On May 27, 15 year-old Heinz Alfred (later Henry) Kissinger celebrated his birthday in his native Fürth one last time. Heinz had attended the Jewish elementary school and a Gymnasium in his home town. From 1933, Jewish children were no longer allowed to attend public schools, so that only the Israelitische Realschule was open to him and his younger brother, Walter. Elsewhere, too, the new times made themselves felt in the children’s lives. Suddenly, they were no longer allowed to join the other kids and swim in the river Altmühl when they were visiting with their grandparents in Leutershausen. Heinz was an avid fan of the local soccer team and a player himself, but under the Nazis, Jews were prohibited from attending their games. Even though his father, Louis, had been put on permanent furlough from his job as a teacher at a girls school when the Law for the Restoration of the Professional Civil Service came into effect in 1933, he was inclined to stick it out in Germany. It was thanks to his resolute mother, Paula (née Stern), that in April 1938, Louis Kissinger applied for passports. By May, the family’s preparations for emigration were in full gear.

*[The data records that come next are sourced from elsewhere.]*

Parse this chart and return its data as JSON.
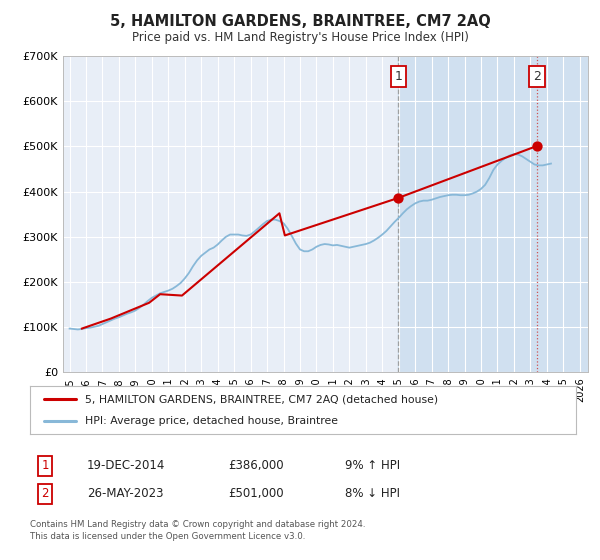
{
  "title": "5, HAMILTON GARDENS, BRAINTREE, CM7 2AQ",
  "subtitle": "Price paid vs. HM Land Registry's House Price Index (HPI)",
  "ylim": [
    0,
    700000
  ],
  "yticks": [
    0,
    100000,
    200000,
    300000,
    400000,
    500000,
    600000,
    700000
  ],
  "ytick_labels": [
    "£0",
    "£100K",
    "£200K",
    "£300K",
    "£400K",
    "£500K",
    "£600K",
    "£700K"
  ],
  "xlim_start": 1994.6,
  "xlim_end": 2026.5,
  "xticks": [
    1995,
    1996,
    1997,
    1998,
    1999,
    2000,
    2001,
    2002,
    2003,
    2004,
    2005,
    2006,
    2007,
    2008,
    2009,
    2010,
    2011,
    2012,
    2013,
    2014,
    2015,
    2016,
    2017,
    2018,
    2019,
    2020,
    2021,
    2022,
    2023,
    2024,
    2025,
    2026
  ],
  "bg_color": "#e8eef7",
  "fig_bg_color": "#ffffff",
  "grid_color": "#ffffff",
  "shade_start": 2014.97,
  "shade_end": 2026.5,
  "shade_color": "#d0e0f0",
  "sale1_x": 2014.97,
  "sale1_y": 386000,
  "sale1_label": "1",
  "sale1_date": "19-DEC-2014",
  "sale1_price": "£386,000",
  "sale1_hpi": "9% ↑ HPI",
  "sale2_x": 2023.4,
  "sale2_y": 501000,
  "sale2_label": "2",
  "sale2_date": "26-MAY-2023",
  "sale2_price": "£501,000",
  "sale2_hpi": "8% ↓ HPI",
  "vline1_x": 2014.97,
  "vline2_x": 2023.4,
  "red_line_color": "#cc0000",
  "blue_line_color": "#88b8d8",
  "marker_color": "#cc0000",
  "legend_label_red": "5, HAMILTON GARDENS, BRAINTREE, CM7 2AQ (detached house)",
  "legend_label_blue": "HPI: Average price, detached house, Braintree",
  "footnote": "Contains HM Land Registry data © Crown copyright and database right 2024.\nThis data is licensed under the Open Government Licence v3.0.",
  "hpi_data_x": [
    1995.0,
    1995.25,
    1995.5,
    1995.75,
    1996.0,
    1996.25,
    1996.5,
    1996.75,
    1997.0,
    1997.25,
    1997.5,
    1997.75,
    1998.0,
    1998.25,
    1998.5,
    1998.75,
    1999.0,
    1999.25,
    1999.5,
    1999.75,
    2000.0,
    2000.25,
    2000.5,
    2000.75,
    2001.0,
    2001.25,
    2001.5,
    2001.75,
    2002.0,
    2002.25,
    2002.5,
    2002.75,
    2003.0,
    2003.25,
    2003.5,
    2003.75,
    2004.0,
    2004.25,
    2004.5,
    2004.75,
    2005.0,
    2005.25,
    2005.5,
    2005.75,
    2006.0,
    2006.25,
    2006.5,
    2006.75,
    2007.0,
    2007.25,
    2007.5,
    2007.75,
    2008.0,
    2008.25,
    2008.5,
    2008.75,
    2009.0,
    2009.25,
    2009.5,
    2009.75,
    2010.0,
    2010.25,
    2010.5,
    2010.75,
    2011.0,
    2011.25,
    2011.5,
    2011.75,
    2012.0,
    2012.25,
    2012.5,
    2012.75,
    2013.0,
    2013.25,
    2013.5,
    2013.75,
    2014.0,
    2014.25,
    2014.5,
    2014.75,
    2015.0,
    2015.25,
    2015.5,
    2015.75,
    2016.0,
    2016.25,
    2016.5,
    2016.75,
    2017.0,
    2017.25,
    2017.5,
    2017.75,
    2018.0,
    2018.25,
    2018.5,
    2018.75,
    2019.0,
    2019.25,
    2019.5,
    2019.75,
    2020.0,
    2020.25,
    2020.5,
    2020.75,
    2021.0,
    2021.25,
    2021.5,
    2021.75,
    2022.0,
    2022.25,
    2022.5,
    2022.75,
    2023.0,
    2023.25,
    2023.5,
    2023.75,
    2024.0,
    2024.25
  ],
  "hpi_data_y": [
    97000,
    96000,
    95000,
    96000,
    98000,
    99000,
    101000,
    103000,
    107000,
    111000,
    115000,
    119000,
    122000,
    126000,
    130000,
    133000,
    137000,
    143000,
    150000,
    158000,
    165000,
    170000,
    175000,
    178000,
    181000,
    185000,
    191000,
    198000,
    208000,
    220000,
    235000,
    248000,
    258000,
    265000,
    272000,
    276000,
    283000,
    292000,
    300000,
    305000,
    305000,
    305000,
    303000,
    302000,
    305000,
    312000,
    320000,
    328000,
    335000,
    338000,
    338000,
    335000,
    330000,
    318000,
    302000,
    285000,
    272000,
    268000,
    268000,
    272000,
    278000,
    282000,
    284000,
    283000,
    281000,
    282000,
    280000,
    278000,
    276000,
    278000,
    280000,
    282000,
    284000,
    287000,
    292000,
    298000,
    305000,
    313000,
    323000,
    333000,
    342000,
    352000,
    361000,
    368000,
    374000,
    378000,
    380000,
    380000,
    382000,
    385000,
    388000,
    390000,
    392000,
    393000,
    393000,
    392000,
    392000,
    393000,
    396000,
    400000,
    406000,
    415000,
    430000,
    448000,
    460000,
    468000,
    475000,
    480000,
    483000,
    482000,
    478000,
    472000,
    466000,
    460000,
    458000,
    458000,
    460000,
    462000
  ],
  "price_paid_x": [
    1995.75,
    1997.5,
    1999.83,
    2000.5,
    2001.83,
    2007.75,
    2008.08,
    2014.97,
    2023.4
  ],
  "price_paid_y": [
    97000,
    119000,
    154000,
    173000,
    170000,
    352000,
    303000,
    386000,
    501000
  ]
}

Relatives of hers had emigrated to the US already before 1933 and were now helping with the bureaucratic groundwork.

 

Paperwork | MAY 26

Since 1937, Lina and Siegmund Günzburger of Lörrach in southwest Germany and their son, Herbert, had been preparing their paperwork for emigration. The requirements amounted to nothing short of a nightmare. Prospective emigrants had to procure numerous personal documents, letters of recommendation, and affidavits. They were also required to prepare an inventory of all their belongings and to document that they had paid all their taxes. Apparently, the required documents also included this copy of the marriage certificate for Siegmund’s grandparents. Especially perfidious was the so-called “Reich Flight Tax.” Originally introduced in the waning days of the Weimar Republic to prevent capital flight in reaction to the government’s austerity policy, under the Nazis, it became a tool to cynically punish the Jews for leaving a country that was doing everything it could to make it unbearable for them to stay.